Simon Calder’s Travel

Moments after arriving in Lodz, central Poland, my taxi driver asks what other Polish destinations I’ve visited. I mention Gdansk, Poznan, Warsaw and Krakow, and he smiles. “Well,” he says. “Lodz is different.”

He mentions the lack of an old town or clearly designated city centre, and I momentarily picture Berlin’s slightly maddening urban sprawl, or cities where post-war concrete monstrosities left me feeling somewhat bleak – neither of which apply to Lodz, it turns out.

Until the 1800s, Lodz was a small city surrounded by farmland, but in 1815, after the French ceded certain areas of Poland to the Russian empire following their defeat during the Napoleonic wars, the Kingdom of Poland was created. Lodz suddenly had access to the Eurasian market, an opportunity embraced by landowner Rajmund Rembieliński, who helped transform it into an economic powerhouse filled with elegant factories and mills, forested parks and Baroque palaces built by wealthy industrialists alongside their factories (living on-site slashed owners’ tax bills).

Księży Młyn is an area where old textile factories can be found

Księży Młyn is an area where old textile factories can be found (Visit Lodz)

One of the best examples is Manufaktura, a huge complex of beautiful brick buildings, once Izrael Poznański’s cotton empire and now one of Lodz’s most popular destinations. The beautiful, rust-red factory buildings house a shopping centre, dance school, cinema, restaurants and bars (the chapel-shaped former fire station is possibly the world’s most beautiful Starbucks), although nods to its past abound. At Manufaktura’s Factory Museum, faded photos provide insights into Lodz’s transformation (in the early 1800s, its population grew faster than any other European city), and exhibits include restored looms, one of which an employee fires up, explaining that noise levels in factories were similar to modern jet engines.
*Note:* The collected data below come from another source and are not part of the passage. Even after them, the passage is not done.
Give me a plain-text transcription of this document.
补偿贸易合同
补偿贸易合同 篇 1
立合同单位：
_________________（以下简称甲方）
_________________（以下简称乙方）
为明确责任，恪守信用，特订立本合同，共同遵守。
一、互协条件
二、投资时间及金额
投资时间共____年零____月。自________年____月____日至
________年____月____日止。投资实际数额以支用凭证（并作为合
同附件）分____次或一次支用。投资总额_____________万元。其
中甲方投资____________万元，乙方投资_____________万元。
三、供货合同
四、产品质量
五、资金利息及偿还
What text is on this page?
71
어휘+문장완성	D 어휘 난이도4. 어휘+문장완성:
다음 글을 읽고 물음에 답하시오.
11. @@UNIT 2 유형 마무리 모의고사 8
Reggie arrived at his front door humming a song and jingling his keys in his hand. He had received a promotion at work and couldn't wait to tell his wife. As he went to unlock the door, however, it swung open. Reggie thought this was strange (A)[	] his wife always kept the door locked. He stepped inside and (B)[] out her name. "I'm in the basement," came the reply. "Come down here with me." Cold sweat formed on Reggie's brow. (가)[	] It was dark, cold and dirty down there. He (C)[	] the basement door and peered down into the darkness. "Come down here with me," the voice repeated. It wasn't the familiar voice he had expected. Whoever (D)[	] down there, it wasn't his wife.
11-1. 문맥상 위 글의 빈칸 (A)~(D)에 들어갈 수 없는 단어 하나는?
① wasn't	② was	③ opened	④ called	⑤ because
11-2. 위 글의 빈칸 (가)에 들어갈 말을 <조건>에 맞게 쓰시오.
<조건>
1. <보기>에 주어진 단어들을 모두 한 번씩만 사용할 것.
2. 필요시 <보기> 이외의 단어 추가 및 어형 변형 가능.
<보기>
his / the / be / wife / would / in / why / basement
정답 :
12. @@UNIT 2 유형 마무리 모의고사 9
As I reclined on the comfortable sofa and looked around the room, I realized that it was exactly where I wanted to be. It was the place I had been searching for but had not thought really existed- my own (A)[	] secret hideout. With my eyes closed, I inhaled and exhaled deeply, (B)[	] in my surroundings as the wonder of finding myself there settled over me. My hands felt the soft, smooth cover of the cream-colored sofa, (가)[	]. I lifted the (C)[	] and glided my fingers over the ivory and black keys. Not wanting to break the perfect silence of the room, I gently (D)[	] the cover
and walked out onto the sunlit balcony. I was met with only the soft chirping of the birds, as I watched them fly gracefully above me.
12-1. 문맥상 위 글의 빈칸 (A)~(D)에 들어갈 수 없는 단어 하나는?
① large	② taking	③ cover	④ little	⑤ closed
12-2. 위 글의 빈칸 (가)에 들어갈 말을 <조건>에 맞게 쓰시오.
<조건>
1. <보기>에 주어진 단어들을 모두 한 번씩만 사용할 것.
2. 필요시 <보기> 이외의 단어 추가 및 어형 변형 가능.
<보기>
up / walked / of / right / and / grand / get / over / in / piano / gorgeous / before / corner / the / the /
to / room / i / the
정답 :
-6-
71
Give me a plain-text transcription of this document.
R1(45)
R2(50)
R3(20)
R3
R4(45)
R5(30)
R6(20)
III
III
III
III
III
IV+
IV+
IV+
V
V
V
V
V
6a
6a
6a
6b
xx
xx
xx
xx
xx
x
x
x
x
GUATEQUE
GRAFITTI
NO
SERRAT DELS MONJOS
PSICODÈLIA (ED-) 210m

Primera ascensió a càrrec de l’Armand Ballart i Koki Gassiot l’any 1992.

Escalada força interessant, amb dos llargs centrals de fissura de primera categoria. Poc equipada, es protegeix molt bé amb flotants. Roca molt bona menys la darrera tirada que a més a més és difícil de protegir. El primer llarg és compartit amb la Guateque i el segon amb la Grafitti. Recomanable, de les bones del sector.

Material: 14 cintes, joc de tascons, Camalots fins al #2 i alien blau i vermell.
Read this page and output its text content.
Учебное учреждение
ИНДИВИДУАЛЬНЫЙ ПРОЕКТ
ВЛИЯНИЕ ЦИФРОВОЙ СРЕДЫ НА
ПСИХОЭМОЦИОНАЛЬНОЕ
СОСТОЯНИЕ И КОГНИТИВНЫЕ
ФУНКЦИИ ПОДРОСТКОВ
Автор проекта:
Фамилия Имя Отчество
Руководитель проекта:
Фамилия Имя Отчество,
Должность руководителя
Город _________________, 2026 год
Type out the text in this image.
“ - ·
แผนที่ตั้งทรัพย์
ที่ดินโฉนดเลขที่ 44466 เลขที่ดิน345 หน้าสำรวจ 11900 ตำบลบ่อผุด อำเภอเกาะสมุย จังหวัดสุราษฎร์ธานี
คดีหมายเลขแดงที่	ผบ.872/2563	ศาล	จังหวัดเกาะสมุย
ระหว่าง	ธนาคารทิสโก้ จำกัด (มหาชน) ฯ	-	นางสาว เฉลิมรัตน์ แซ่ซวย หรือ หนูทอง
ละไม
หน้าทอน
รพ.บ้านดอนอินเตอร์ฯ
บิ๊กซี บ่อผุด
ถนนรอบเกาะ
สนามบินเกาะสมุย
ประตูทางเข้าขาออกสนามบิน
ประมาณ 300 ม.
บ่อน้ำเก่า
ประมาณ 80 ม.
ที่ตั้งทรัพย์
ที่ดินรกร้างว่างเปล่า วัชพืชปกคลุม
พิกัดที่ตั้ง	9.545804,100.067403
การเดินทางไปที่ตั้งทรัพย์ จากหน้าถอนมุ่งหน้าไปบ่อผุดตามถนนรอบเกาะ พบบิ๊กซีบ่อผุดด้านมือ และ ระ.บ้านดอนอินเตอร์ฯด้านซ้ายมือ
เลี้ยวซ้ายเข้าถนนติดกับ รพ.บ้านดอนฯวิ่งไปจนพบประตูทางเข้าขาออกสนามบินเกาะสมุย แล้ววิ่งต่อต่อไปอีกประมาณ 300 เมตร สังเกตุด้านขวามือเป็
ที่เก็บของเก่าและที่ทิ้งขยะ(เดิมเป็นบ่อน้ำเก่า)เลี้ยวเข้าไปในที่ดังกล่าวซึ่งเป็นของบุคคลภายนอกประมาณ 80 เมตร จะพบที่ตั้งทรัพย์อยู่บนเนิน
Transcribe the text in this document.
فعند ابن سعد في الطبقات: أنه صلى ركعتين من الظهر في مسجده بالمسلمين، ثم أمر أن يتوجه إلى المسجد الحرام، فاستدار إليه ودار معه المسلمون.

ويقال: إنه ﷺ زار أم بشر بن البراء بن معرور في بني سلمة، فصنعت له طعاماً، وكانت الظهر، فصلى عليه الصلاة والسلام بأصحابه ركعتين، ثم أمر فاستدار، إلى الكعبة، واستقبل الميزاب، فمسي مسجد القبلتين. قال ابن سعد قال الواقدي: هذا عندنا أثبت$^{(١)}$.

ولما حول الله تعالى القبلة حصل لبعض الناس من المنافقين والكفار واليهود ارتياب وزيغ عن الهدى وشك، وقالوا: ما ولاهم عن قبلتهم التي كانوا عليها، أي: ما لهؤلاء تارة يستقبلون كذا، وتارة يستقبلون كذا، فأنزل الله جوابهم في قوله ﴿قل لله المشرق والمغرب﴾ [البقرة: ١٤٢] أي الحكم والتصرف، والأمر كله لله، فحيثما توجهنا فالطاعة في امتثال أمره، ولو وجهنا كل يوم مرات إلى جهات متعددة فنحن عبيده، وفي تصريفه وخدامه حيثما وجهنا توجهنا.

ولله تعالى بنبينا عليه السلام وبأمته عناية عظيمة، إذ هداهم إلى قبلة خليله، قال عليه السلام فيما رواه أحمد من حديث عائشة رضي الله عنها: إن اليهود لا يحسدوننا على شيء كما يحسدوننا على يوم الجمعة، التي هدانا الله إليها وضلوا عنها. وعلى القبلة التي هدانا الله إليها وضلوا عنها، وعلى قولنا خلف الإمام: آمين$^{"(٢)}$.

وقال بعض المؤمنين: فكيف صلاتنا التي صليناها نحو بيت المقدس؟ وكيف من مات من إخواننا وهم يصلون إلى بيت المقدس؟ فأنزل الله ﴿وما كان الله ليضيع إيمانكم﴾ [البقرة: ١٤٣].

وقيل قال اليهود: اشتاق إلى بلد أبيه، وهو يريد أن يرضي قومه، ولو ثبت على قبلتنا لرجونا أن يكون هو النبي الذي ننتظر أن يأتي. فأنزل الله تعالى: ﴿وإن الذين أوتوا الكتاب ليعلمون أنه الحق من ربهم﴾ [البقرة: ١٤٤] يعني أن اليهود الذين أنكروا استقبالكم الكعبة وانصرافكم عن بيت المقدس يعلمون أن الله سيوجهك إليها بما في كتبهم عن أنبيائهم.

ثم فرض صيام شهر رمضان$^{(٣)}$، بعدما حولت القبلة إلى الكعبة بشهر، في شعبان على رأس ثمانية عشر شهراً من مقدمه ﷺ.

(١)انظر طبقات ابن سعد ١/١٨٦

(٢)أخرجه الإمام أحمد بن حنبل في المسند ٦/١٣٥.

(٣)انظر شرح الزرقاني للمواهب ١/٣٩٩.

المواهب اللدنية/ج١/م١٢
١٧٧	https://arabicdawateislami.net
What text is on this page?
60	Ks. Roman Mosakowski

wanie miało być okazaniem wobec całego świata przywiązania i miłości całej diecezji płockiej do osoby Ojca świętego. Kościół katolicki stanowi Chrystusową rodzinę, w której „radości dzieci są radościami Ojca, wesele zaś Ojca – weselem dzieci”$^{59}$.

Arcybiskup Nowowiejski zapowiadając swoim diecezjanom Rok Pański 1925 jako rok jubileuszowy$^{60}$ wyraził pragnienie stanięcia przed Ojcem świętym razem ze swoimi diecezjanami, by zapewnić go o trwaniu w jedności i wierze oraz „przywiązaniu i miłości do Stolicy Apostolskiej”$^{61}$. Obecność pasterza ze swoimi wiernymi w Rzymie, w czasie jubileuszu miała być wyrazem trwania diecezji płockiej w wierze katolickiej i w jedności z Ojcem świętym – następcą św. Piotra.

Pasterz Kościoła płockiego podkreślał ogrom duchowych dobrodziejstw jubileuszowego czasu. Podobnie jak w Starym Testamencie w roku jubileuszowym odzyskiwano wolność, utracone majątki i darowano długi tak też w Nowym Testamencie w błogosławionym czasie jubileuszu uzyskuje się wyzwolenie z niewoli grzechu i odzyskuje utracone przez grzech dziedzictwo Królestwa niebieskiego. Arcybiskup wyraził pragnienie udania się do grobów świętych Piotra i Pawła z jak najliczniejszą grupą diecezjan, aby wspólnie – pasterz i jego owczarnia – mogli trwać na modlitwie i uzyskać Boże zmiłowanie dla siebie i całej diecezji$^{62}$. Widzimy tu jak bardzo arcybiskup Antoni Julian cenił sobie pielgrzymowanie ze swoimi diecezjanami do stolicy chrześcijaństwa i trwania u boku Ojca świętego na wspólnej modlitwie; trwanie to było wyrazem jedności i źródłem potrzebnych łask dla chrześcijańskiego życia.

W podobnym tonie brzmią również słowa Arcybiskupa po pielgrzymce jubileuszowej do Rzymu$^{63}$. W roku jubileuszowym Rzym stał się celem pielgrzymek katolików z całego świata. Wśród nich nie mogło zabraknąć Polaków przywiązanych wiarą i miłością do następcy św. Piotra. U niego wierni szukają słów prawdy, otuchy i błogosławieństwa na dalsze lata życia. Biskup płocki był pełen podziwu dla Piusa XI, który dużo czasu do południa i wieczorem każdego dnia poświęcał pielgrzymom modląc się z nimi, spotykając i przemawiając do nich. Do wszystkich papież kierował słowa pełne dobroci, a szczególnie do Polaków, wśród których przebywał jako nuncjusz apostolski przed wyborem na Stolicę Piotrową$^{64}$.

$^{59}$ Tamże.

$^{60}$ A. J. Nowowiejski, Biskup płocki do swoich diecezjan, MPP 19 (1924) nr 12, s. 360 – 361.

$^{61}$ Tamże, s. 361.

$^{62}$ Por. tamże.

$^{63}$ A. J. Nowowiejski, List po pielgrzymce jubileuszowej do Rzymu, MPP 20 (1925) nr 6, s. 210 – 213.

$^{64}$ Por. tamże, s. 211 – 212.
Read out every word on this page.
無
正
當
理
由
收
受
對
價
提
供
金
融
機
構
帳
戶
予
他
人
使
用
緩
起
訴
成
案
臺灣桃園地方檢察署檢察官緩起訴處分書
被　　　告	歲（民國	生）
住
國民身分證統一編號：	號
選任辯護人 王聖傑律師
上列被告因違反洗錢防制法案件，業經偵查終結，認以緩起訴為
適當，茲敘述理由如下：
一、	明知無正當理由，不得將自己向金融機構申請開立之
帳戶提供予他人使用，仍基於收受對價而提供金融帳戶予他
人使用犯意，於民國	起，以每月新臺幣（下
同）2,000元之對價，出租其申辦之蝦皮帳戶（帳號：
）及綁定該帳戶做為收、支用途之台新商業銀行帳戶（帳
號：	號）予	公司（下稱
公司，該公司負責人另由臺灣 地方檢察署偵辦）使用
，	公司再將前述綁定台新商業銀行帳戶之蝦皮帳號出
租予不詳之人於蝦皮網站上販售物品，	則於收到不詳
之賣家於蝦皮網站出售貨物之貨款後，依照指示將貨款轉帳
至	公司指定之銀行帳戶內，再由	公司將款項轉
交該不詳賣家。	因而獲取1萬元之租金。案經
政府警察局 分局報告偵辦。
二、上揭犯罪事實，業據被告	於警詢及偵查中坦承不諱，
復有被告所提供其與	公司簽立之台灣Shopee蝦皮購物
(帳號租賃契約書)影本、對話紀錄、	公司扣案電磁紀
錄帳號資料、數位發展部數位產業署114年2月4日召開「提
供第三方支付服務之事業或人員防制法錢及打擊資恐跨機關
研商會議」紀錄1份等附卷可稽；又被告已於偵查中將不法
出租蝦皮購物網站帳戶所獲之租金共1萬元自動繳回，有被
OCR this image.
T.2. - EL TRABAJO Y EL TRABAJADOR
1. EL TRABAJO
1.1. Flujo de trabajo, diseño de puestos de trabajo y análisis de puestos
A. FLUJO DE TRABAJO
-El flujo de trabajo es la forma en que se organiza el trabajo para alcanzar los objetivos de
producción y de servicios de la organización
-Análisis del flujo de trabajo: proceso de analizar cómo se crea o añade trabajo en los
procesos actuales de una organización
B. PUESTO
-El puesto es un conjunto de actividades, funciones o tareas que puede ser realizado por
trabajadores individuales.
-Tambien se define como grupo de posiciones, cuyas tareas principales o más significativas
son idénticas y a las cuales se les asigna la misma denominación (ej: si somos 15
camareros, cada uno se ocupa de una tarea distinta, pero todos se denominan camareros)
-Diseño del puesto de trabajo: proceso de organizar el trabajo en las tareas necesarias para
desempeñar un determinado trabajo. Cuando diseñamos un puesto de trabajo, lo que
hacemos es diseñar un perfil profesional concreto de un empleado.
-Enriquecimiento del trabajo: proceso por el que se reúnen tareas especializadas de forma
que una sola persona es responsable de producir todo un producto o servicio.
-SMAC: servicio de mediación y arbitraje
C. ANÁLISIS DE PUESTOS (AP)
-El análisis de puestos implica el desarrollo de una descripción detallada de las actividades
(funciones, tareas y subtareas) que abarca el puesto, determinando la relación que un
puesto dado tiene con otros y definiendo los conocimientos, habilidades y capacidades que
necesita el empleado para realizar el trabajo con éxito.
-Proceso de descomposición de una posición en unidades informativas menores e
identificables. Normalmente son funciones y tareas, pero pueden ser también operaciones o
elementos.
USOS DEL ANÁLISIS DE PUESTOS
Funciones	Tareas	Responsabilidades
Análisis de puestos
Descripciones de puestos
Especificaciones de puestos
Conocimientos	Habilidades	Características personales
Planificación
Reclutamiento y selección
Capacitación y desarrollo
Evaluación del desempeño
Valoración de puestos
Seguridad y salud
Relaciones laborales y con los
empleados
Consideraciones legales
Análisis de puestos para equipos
Workers stuffed bread in their ears to protect their hearing.

The complex’s grandest building is factory owner Poznański’s former home – a neo-Baroque palace which is now a museum. Drawing rooms and ballrooms are explosions of stained glass, gold leaf and ornate plasterwork. At one point, my guide points to sculptures encircling the entire room, bespoke allegories celebrating Poznański’s industrial triumphs.